JR: You’ve chosen the Cliffs of Moher. Tell me about the circumstances of your first live encounter with the Cliffs. Why were you there? Can you describe your reaction at the time?
OA: I was there as part of a 10-day summer tour of Ireland with my high school choir. It was on one of our days dedicated to sight-seeing. The weather was quintessentially Irish; around 50 degrees with the air thick with clouds, fog and mist. When I first arrived, I remember being immediately captivated by the soothing effect of the weather, the richness of the tall green grass and the anticipation of seeing the Cliffs. It took a small trek to actually arrive at the Cliffs, but my reaction was one of pure awe. I had never seen such natural beauty in the world and had never been so overwhelmed by the majesty of the facades of rock plunging down into the sea. I remember serenity enveloping me as I sat on their edge for the first time, feeling totally at home thousands of miles from my actual home. It was one of the most visceral experiences with beauty I’ve ever had.
JR: Tell me about the idea of “feeling at home”. What does that mean for you? What is it like (for you) to “feel at home” and how is it possible, do you suppose, that seeing these cliffs that are located at such a physical distance from your actual home, could bring about that feeling for you?
OA: I guess part of it stems from my family’s propensity for our Irish heritage. My maternal great-grandparents emigrated from Ireland, and thus going to Ireland for the first time felt like coming to my “ancestral” home, so to speak. But the sheer sensual impact of the Cliffs on that day – the grand sight of them and the stretching out of the ocean, the cool breeze, the smell of the grass, the sound of the waves lapping against them hundreds of feet below – induced a feeling of comfort in me that was similar to what I few when in the comfort of my own home. These elements combined to soothe me as I sat upon the edge. It was in these ways that the Cliffs made me feel at home.
JR: Do you find, for yourself, that it is a common feature of beautiful things that they provide you with a feeling of comfort, are soothing, or otherwise make you “feel at home” or is this just a peculiar feature of this particular beautiful thing?
OA: After much deliberation across many different things that I find beautiful, I would say that the feeling of comfort and home that I feel when thinking about/viewing the cliffs is a peculiar feature of this particular beautiful thing. I feel as if certain beautiful things affect me in particular ways, with these ways being contingent on specific objects. For example, I would consider the awe, permanence and comfort that the cliffs invoke to be completely different feelings than, say, the delicate transience of a blooming springtime cherry blossom tree. Yet I would consider them equally deserving of being called beautiful.
JR: Is there anything, then, that you think unites all beautiful things under the description of “beautiful”? What does that word mean to you?

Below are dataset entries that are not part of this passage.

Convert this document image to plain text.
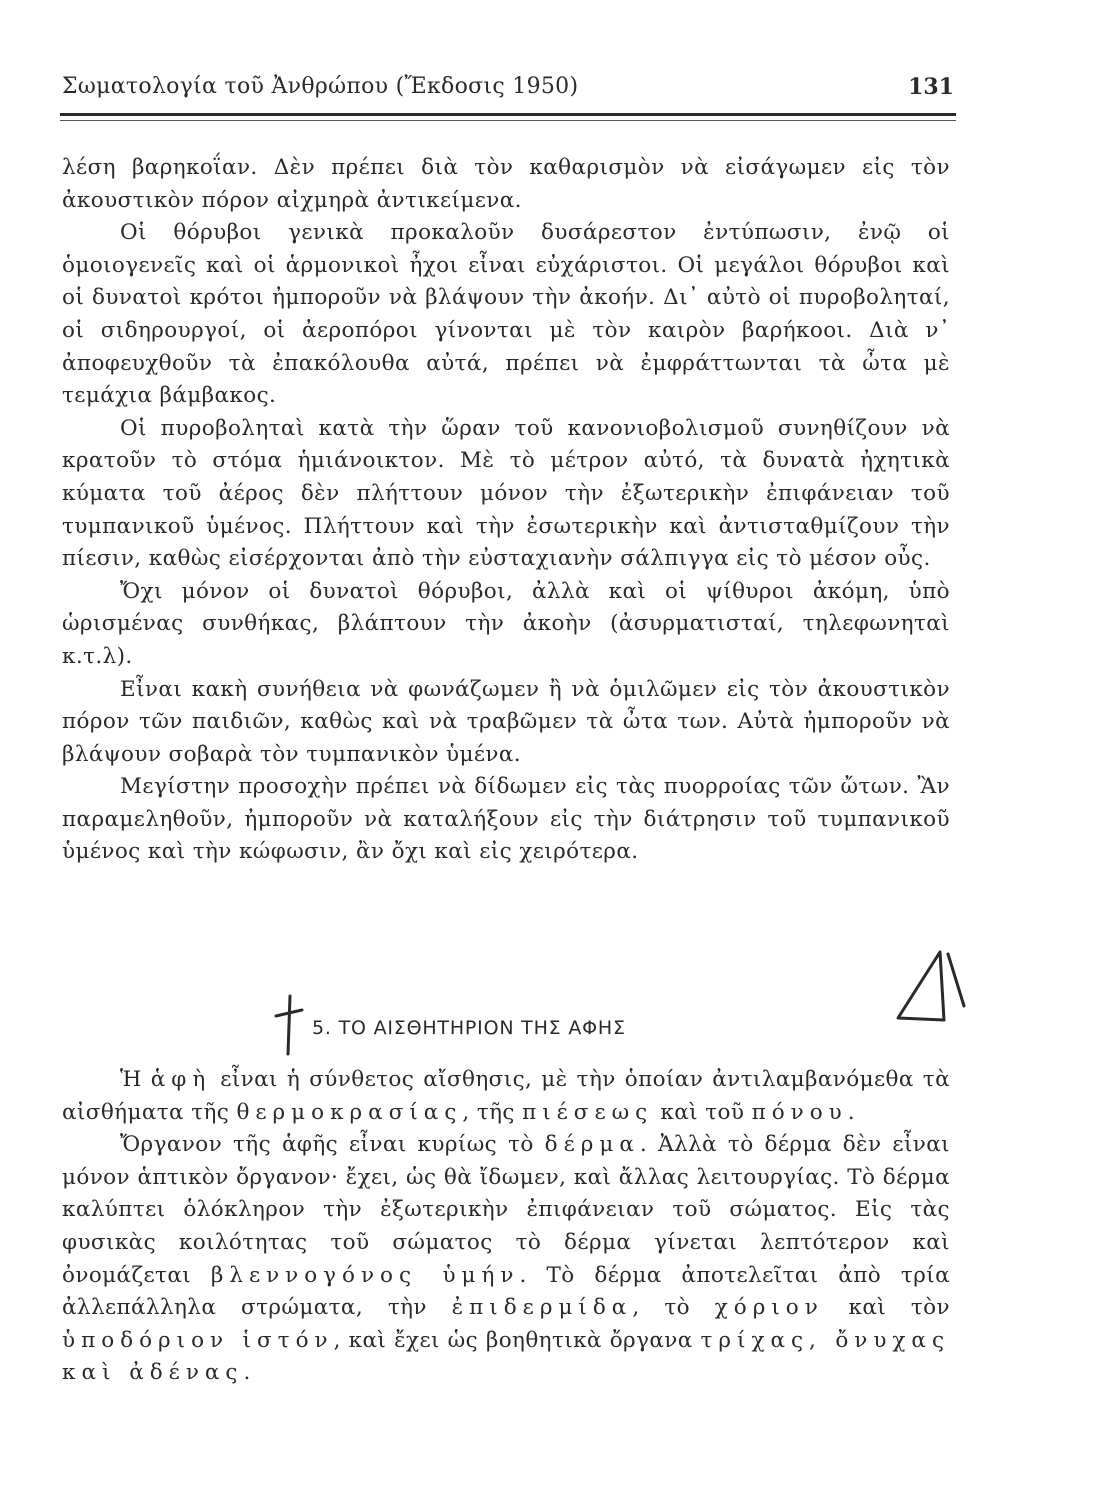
Σωματολογία τοῦ Ἀνθρώπου (Ἔκδοσις 1950)	131

λέση βαρηκοΐαν. Δὲν πρέπει διὰ τὸν καθαρισμὸν νὰ εἰσάγωμεν εἰς τὸν ἀκουστικὸν πόρον αἰχμηρὰ ἀντικείμενα.

Οἱ θόρυβοι γενικὰ προκαλοῦν δυσάρεστον ἐντύπωσιν, ἐνῷ οἱ ὁμοιογενεῖς καὶ οἱ ἁρμονικοὶ ἦχοι εἶναι εὐχάριστοι. Οἱ μεγάλοι θόρυβοι καὶ οἱ δυνατοὶ κρότοι ἠμποροῦν νὰ βλάψουν τὴν ἀκοήν. Δι᾿ αὐτὸ οἱ πυροβοληταί, οἱ σιδηρουργοί, οἱ ἀεροπόροι γίνονται μὲ τὸν καιρὸν βαρήκοοι. Διὰ ν᾿ ἀποφευχθοῦν τὰ ἐπακόλουθα αὐτά, πρέπει νὰ ἐμφράττωνται τὰ ὦτα μὲ τεμάχια βάμβακος.

Οἱ πυροβοληταὶ κατὰ τὴν ὥραν τοῦ κανονιοβολισμοῦ συνηθίζουν νὰ κρατοῦν τὸ στόμα ἡμιάνοικτον. Μὲ τὸ μέτρον αὐτό, τὰ δυνατὰ ἠχητικὰ κύματα τοῦ ἀέρος δὲν πλήττουν μόνον τὴν ἐξωτερικὴν ἐπιφάνειαν τοῦ τυμπανικοῦ ὑμένος. Πλήττουν καὶ τὴν ἐσωτερικὴν καὶ ἀντισταθμίζουν τὴν πίεσιν, καθὼς εἰσέρχονται ἀπὸ τὴν εὐσταχιανὴν σάλπιγγα εἰς τὸ μέσον οὖς.

Ὄχι μόνον οἱ δυνατοὶ θόρυβοι, ἀλλὰ καὶ οἱ ψίθυροι ἀκόμη, ὑπὸ ὡρισμένας συνθήκας, βλάπτουν τὴν ἀκοὴν (ἀσυρματισταί, τηλεφωνηταὶ κ.τ.λ).

Εἶναι κακὴ συνήθεια νὰ φωνάζωμεν ἢ νὰ ὁμιλῶμεν εἰς τὸν ἀκουστικὸν πόρον τῶν παιδιῶν, καθὼς καὶ νὰ τραβῶμεν τὰ ὦτα των. Αὐτὰ ἠμποροῦν νὰ βλάψουν σοβαρὰ τὸν τυμπανικὸν ὑμένα.

Μεγίστην προσοχὴν πρέπει νὰ δίδωμεν εἰς τὰς πυορροίας τῶν ὤτων. Ἂν παραμεληθοῦν, ἠμποροῦν νὰ καταλήξουν εἰς τὴν διάτρησιν τοῦ τυμπανικοῦ ὑμένος καὶ τὴν κώφωσιν, ἂν ὄχι καὶ εἰς χειρότερα.

5. ΤΟ ΑΙΣΘΗΤΗΡΙΟΝ ΤΗΣ ΑΦΗΣ

Ἡ ἁφὴ εἶναι ἡ σύνθετος αἴσθησις, μὲ τὴν ὁποίαν ἀντιλαμβανόμεθα τὰ αἰσθήματα τῆς θερμοκρασίας, τῆς πιέσεως καὶ τοῦ πόνου.

Ὄργανον τῆς ἁφῆς εἶναι κυρίως τὸ δέρμα. Ἀλλὰ τὸ δέρμα δὲν εἶναι μόνον ἁπτικὸν ὄργανον· ἔχει, ὡς θὰ ἴδωμεν, καὶ ἄλλας λειτουργίας. Τὸ δέρμα καλύπτει ὁλόκληρον τὴν ἐξωτερικὴν ἐπιφάνειαν τοῦ σώματος. Εἰς τὰς φυσικὰς κοιλότητας τοῦ σώματος τὸ δέρμα γίνεται λεπτότερον καὶ ὀνομάζεται βλεννογόνος ὑμήν. Τὸ δέρμα ἀποτελεῖται ἀπὸ τρία ἀλλεπάλληλα στρώματα, τὴν ἐπιδερμίδα, τὸ χόριον καὶ τὸν ὑποδόριον ἱστόν, καὶ ἔχει ὡς βοηθητικὰ ὄργανα τρίχας, ὄνυχας καὶ ἀδένας.
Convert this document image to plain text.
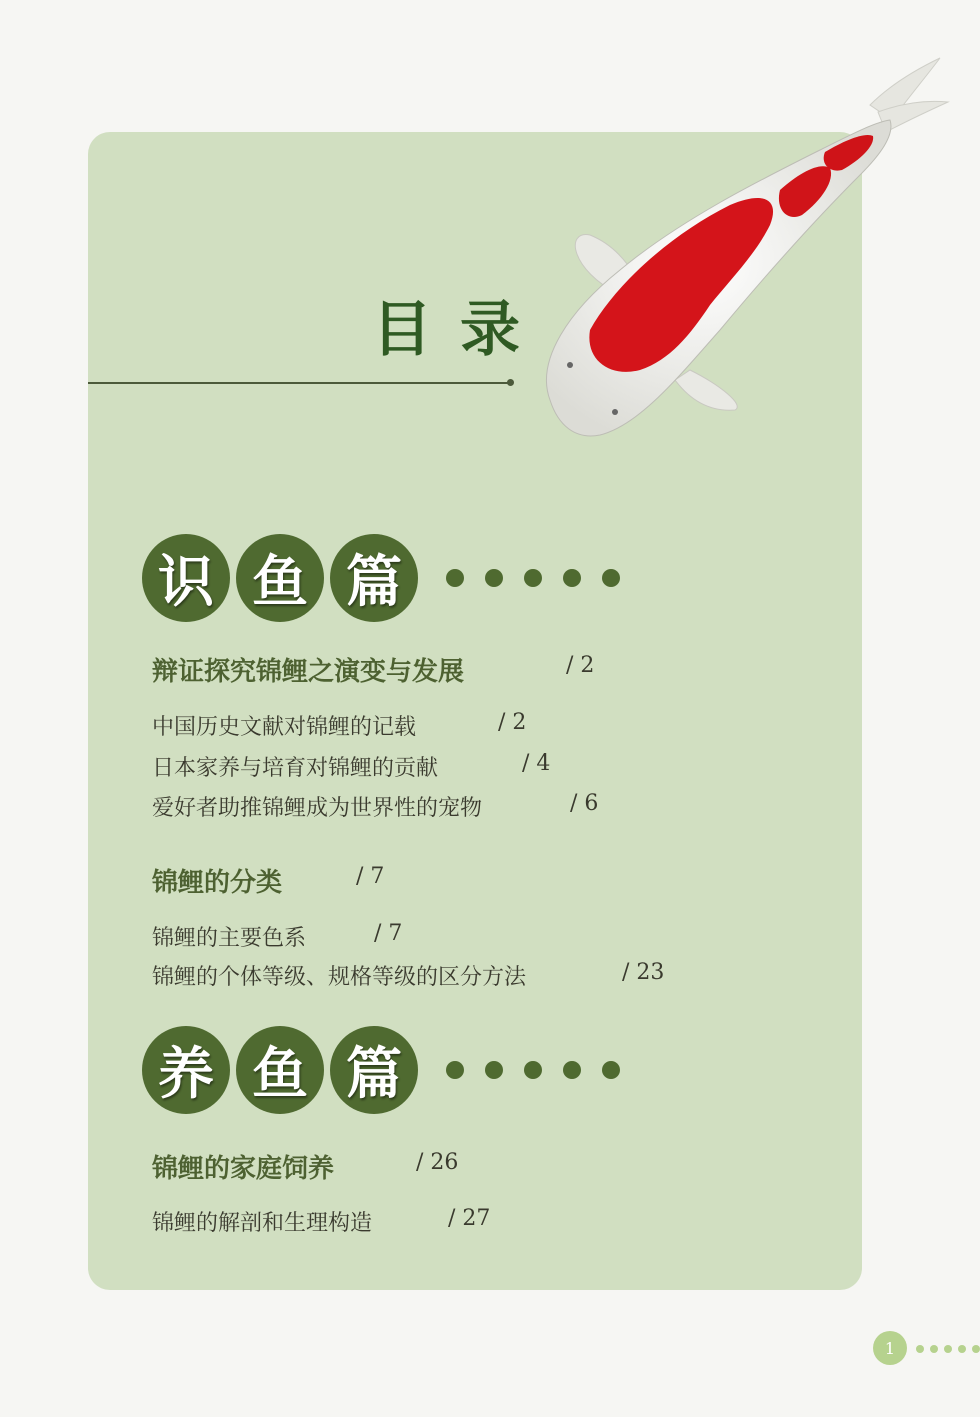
目录
识 鱼 篇
辩证探究锦鲤之演变与发展	/ 2
中国历史文献对锦鲤的记载	/ 2
日本家养与培育对锦鲤的贡献	/ 4
爱好者助推锦鲤成为世界性的宠物	/ 6
锦鲤的分类	/ 7
锦鲤的主要色系	/ 7
锦鲤的个体等级、规格等级的区分方法	/ 23
养 鱼 篇
锦鲤的家庭饲养	/ 26
锦鲤的解剖和生理构造	/ 27
1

OA: I don’t necessarily believe that there is one specific thing that unites all beautiful things, as to me, the term “beautiful” is an umbrella term that is nuanced based on whatever object it is being used to describe. However, one commonality that I have found in my experience with beautiful things is their ability to wholly captivate the gazer. Almost in a transcendent way, they all seem to possess the ability to remove the gazer from whatever anxiety, stress, or negative emotions they may be feeling. The Cliffs of Moher and a flowering spring tree may evoke completely different emotions in me, but they both captivate in such a way that makes them beautiful. The word “beautiful,” then, means almost everything to me, as I try to live my life in such a way that fosters this captivation. Whether it is in the form of natural beauty or human-created beauty (both of which captivate in their own ways), I am always seeking this sort of captivation, which I find is a critical component of what makes life worth living.